Oh yes, there was also a conductor — Miguel Harth-Bedoya, the 39-year-old Peruvian music director of the Fort Worth Symphony, who kept both Golijov pieces thoroughly coordinated (he’s something of a Golijov specialist) before ending the program with a lovely, elegant, unusually crisp and understated, though slightly cool, version of Dvorák’s Symphony No 8, which had its American premiere in 1892 at the very first BSO concert, led by the towering Arthur Nikisch. If Nikisch’s electrifying historic recordings are any indication, that performance was probably not cool at all.

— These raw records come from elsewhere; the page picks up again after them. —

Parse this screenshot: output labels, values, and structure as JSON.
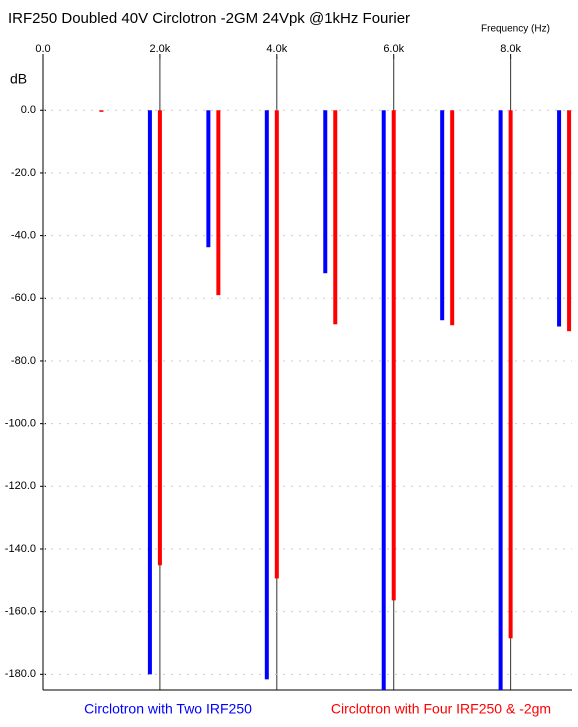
{
  "chart_data": {
    "type": "bar",
    "title": "IRF250 Doubled 40V Circlotron -2GM 24Vpk @1kHz Fourier",
    "x_label": "Frequency   (Hz)",
    "y_label": "dB",
    "x": [
      1000,
      2000,
      3000,
      4000,
      5000,
      6000,
      7000,
      8000,
      9000
    ],
    "series": [
      {
        "name": "Circlotron with Two IRF250",
        "color": "#0000ff",
        "values": [
          null,
          -180,
          -43.7,
          -181.6,
          -52,
          -185,
          -67,
          -185,
          -69
        ]
      },
      {
        "name": "Circlotron with Four IRF250 & -2gm",
        "color": "#ff0000",
        "values": [
          -0.5,
          -145.2,
          -59,
          -149.4,
          -68.3,
          -156.4,
          -68.6,
          -168.5,
          -70.5
        ]
      }
    ],
    "xlim": [
      0,
      9050
    ],
    "xticks": [
      {
        "value": 0,
        "label": "0.0"
      },
      {
        "value": 2000,
        "label": "2.0k"
      },
      {
        "value": 4000,
        "label": "4.0k"
      },
      {
        "value": 6000,
        "label": "6.0k"
      },
      {
        "value": 8000,
        "label": "8.0k"
      }
    ],
    "ylim": [
      -185,
      17
    ],
    "yticks": [
      {
        "value": 0,
        "label": "0.0"
      },
      {
        "value": -20,
        "label": "-20.0"
      },
      {
        "value": -40,
        "label": "-40.0"
      },
      {
        "value": -60,
        "label": "-60.0"
      },
      {
        "value": -80,
        "label": "-80.0"
      },
      {
        "value": -100,
        "label": "-100.0"
      },
      {
        "value": -120,
        "label": "-120.0"
      },
      {
        "value": -140,
        "label": "-140.0"
      },
      {
        "value": -160,
        "label": "-160.0"
      },
      {
        "value": -180,
        "label": "-180.0"
      }
    ],
    "grid": true
  }
}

The First Parish Church in Concord provided a hospitable environment on a snowy Sunday evening for the latest Sarasa concert. The guest performer, in a program called “Shades of Twilight,” was mezzo-soprano Krista River, who sang, with warmth and beauty of tone, Respighi’s “Il tramonto,” his lush setting for voice and string quartet of Shelley’s strangest narrative poem, “The Sunset”; Samuel Barber’s eloquent early setting of Matthew Arnold’s moonlit “Dover Beach”; and two great Handel arias about dawn, one an image of spiritual illumination (“As with rosy steps the dawn,” from Handel’s Christian oratorio Theodora), the other, at the end, the embodiment of a happy ending (“Dopo notte,” from Ariodante). The quartet — Heidi Braun-Hill and Rose Drucker (violins), Sarah Darling (viola), and Timothy Merton (cello) — played, also with warmth and tonal beauty, Mozart’s magisterial late Adagio and Fugue (K.546) and Haydn’s late Sunrise Quartet, capturing both Haydn’s playful pointillism and his weighty seriousness. The concert was dedicated to the late Craig Smith, the beloved artistic director of Emmanuel Music. A warm and appropriate acknowledgment of his widespread and indelible influence.